正確には、エルデの姿は別の人物の陰に隠れて確認出来なかったと言うべきであろう。
別の人物……すなわちアプリリアージェとティアナ、そしてファルケンハインであった。エルデはその三人の後でぐったりとうずくまっていた。
動きが全くないと言うことは意識がないのであろうか。ただでさえ暗い会場内である。エイルに判断はつきかねた。
だが、戦況はすぐに把握できた。まだどちらかが優勢というわけではないが、ニームとジナイーダが困惑している様子はわかった。
どうやら二人が放つルーンがアプリリアージェ達には効いていないのだ。
今まさにニームが放った電撃が、アプリリアージェの体の前で霧散した。
お返しというわけでもないだろうが、次の詠唱を始めようとしたニームに、アプリリアージェが小さな落雷を落とした。もちろんニームにかかっている強化ルーンで効果はない。
だが、強化ルーンに弾かれる度にドンドンと派手な音を立てるだけで、効果が見込めない弱い稲妻を、アプリリアージェは放ち続けていた。
それだけ見れば互角と言えたが、アプリリアージェ側の表情には余裕があった。
その原因、いや理由に、エイルは思い至った。
ティアナである。アプリリアージェもファルケンハインも、そしておそらくエルデもティアナの体に触れているのである。
キャンセラという特殊な体質を持つティアナの体に。
ニームの空間固定ルーンはティアナと、ティアナに触れていた者には効かなかったのだ。彼らは会場内が暗いのを利用して気配を消しながら、絶体絶命状態のエルデを救うために行動を開始したのであろう。

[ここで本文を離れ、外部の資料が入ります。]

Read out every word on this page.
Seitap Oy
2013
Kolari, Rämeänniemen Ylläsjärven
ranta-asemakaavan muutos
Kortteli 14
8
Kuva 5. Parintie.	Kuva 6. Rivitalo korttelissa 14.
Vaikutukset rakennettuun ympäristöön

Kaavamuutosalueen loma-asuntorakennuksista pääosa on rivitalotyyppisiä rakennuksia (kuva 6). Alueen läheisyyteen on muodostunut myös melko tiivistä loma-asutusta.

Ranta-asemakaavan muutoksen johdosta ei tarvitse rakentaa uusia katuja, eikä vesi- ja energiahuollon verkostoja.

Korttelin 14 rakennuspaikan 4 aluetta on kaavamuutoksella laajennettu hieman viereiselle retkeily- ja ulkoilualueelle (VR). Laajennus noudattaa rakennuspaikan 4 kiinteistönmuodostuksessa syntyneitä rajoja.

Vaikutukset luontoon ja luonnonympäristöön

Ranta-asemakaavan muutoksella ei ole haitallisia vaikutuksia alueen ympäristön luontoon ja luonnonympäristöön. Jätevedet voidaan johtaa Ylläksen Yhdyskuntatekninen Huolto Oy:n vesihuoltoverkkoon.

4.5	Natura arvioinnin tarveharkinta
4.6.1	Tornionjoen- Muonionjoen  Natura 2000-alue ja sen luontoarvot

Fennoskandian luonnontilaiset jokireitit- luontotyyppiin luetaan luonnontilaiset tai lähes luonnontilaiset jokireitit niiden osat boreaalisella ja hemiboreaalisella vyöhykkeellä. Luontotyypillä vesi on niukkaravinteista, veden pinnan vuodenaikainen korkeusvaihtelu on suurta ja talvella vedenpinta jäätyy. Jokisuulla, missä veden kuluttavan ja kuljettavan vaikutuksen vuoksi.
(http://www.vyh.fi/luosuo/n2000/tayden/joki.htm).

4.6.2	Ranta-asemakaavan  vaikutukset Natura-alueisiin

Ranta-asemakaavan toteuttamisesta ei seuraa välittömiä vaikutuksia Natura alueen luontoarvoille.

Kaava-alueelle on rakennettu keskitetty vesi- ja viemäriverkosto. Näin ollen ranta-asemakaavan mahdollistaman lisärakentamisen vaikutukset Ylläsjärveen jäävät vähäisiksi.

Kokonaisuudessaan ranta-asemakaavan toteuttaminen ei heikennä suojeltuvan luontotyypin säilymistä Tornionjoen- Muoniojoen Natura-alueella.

そして……エイルの視界にまた別の人影が動くのが見えた。
アプリリアージェの一見無意味とも思える連続した稲妻攻撃の意図が、そこにあったのだ。二人の人物をジナイーダとニーム、それぞれの背後に近づける為、アプリリアージェは音の出る稲妻攻撃で二人のルーナーの注意を引いていたのである。劇場に人が居なければ、より大きな落雷を連続して使用することによって短時間で強化ルーンを剥ぎ取る事ができたかもしれない。だが彼女がとったのは、より確実な方法だったのだ。
二人のアルヴが、ニームとジナイーダをルーンではなく、アルヴの持つその腕力で突き飛ばした時、その確実な方法が発動し、突然始まったルーナー同士の戦いは、同じく突然幕を閉じた。
ニームとジナイーダは、ティアナに向かって突き飛ばされたのだ。十メートルも離れていなかった二人は、手を伸ばしたティアナによってルーナーとしての能力を一時封じられる事になった。
直後にラウがジナイーダに拘束ルーンをかけ、三眼ではあるが、後はただの小柄な少女となったニームは、ファルケンハインによっていともたやすく両腕を後ろ手に縛られ、そのまま猿ぐつわを噛まされた。